As for Caden, he was most impressed with the H. & B.T. 316 red caboose that we visited. We climbed the stairs to the rear of the caboose and when we entered we saw a small stove that was used to keep the train crew warm in the winter as well used for cooking. Next to the stove was a place to store coal which was used as fuel for the stove. In the center of the caboose was a cupola with windows where the crew could sit in order to see both directions when the train was in motion. The seats were padded and there were wooden shutters on the windows.
|Caden changing the signal lights. It is set to STOP at present|
with up and down meaning PROCEED and the three lights on
a diagonal meaning PROCEED WITH CAUTION.
|Entrance to underneath Engine #1187 was on the other side.|
|The belly of #1187|
|Engineer Caden in the 1963 General Electric engine #4465.|
A few of my favorite moments at the museum were viewing some of the displays that were interspersed among the engines and cars. The following photos will show you some of the displays:
|How they made repairs to the tracks.|
|Transporting perishables and cold goods.|
|This was one of two horse-drawn hearse's that were on display.|
|Extremely well-restored horse-drawn Dairy wagon.|
The final two engines that I enjoyed were the Baldwin Locomotive Works #20 which was made in Philadelphia and the 1939 replica John Bull engine which was made for the 1940 World's Fair in New York.
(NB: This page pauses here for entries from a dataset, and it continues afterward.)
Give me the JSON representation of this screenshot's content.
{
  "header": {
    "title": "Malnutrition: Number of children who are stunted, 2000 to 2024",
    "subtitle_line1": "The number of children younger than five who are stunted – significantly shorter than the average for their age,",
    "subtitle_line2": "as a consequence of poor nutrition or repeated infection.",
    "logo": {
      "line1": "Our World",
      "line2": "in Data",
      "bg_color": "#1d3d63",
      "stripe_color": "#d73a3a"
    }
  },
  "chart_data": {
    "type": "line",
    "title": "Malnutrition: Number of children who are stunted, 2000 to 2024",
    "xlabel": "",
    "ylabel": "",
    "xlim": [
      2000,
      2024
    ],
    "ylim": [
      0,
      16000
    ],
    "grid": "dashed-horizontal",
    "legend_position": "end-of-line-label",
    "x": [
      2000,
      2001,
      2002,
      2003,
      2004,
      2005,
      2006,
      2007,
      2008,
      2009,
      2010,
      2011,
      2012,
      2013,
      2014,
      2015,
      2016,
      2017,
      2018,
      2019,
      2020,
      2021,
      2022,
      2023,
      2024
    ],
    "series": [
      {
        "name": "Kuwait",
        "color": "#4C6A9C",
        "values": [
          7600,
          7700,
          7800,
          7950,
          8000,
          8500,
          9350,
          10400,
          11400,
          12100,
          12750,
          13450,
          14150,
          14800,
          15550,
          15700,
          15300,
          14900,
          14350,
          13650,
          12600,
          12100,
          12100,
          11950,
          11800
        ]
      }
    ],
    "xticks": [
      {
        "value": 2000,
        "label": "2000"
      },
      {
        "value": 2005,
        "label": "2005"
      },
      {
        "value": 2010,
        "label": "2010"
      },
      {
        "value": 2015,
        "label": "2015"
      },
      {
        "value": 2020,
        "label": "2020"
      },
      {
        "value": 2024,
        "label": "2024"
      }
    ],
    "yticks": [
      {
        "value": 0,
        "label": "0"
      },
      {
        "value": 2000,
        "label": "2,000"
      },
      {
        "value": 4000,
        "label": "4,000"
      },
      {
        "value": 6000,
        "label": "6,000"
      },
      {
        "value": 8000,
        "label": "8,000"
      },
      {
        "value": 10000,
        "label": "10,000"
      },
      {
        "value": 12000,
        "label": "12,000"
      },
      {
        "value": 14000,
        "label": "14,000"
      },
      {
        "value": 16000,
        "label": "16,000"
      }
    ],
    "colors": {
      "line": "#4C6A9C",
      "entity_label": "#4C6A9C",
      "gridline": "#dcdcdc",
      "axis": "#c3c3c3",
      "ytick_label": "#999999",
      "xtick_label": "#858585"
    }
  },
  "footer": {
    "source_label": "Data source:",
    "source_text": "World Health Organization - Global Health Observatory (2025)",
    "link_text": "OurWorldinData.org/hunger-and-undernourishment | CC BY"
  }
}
The Pennsylvania Railroad constructed the John Bull in the Juniata, PA shops and it also made an appearance at the 1948 Chicago Railroad Fair before finally arrived in Strasburg in 1970 for restoration. It since then has appeared at rail gatherings from California to British Columbia. The original John Bull is housed in the Museum of American History in Washington, DC and was last operated 35 years ago. Both engines remind me of the glory days of railroading in the United States. Can't you just see either one of them puffing along the tracks in the countryside? It was another extraordinary day in the life of an ordinary guy.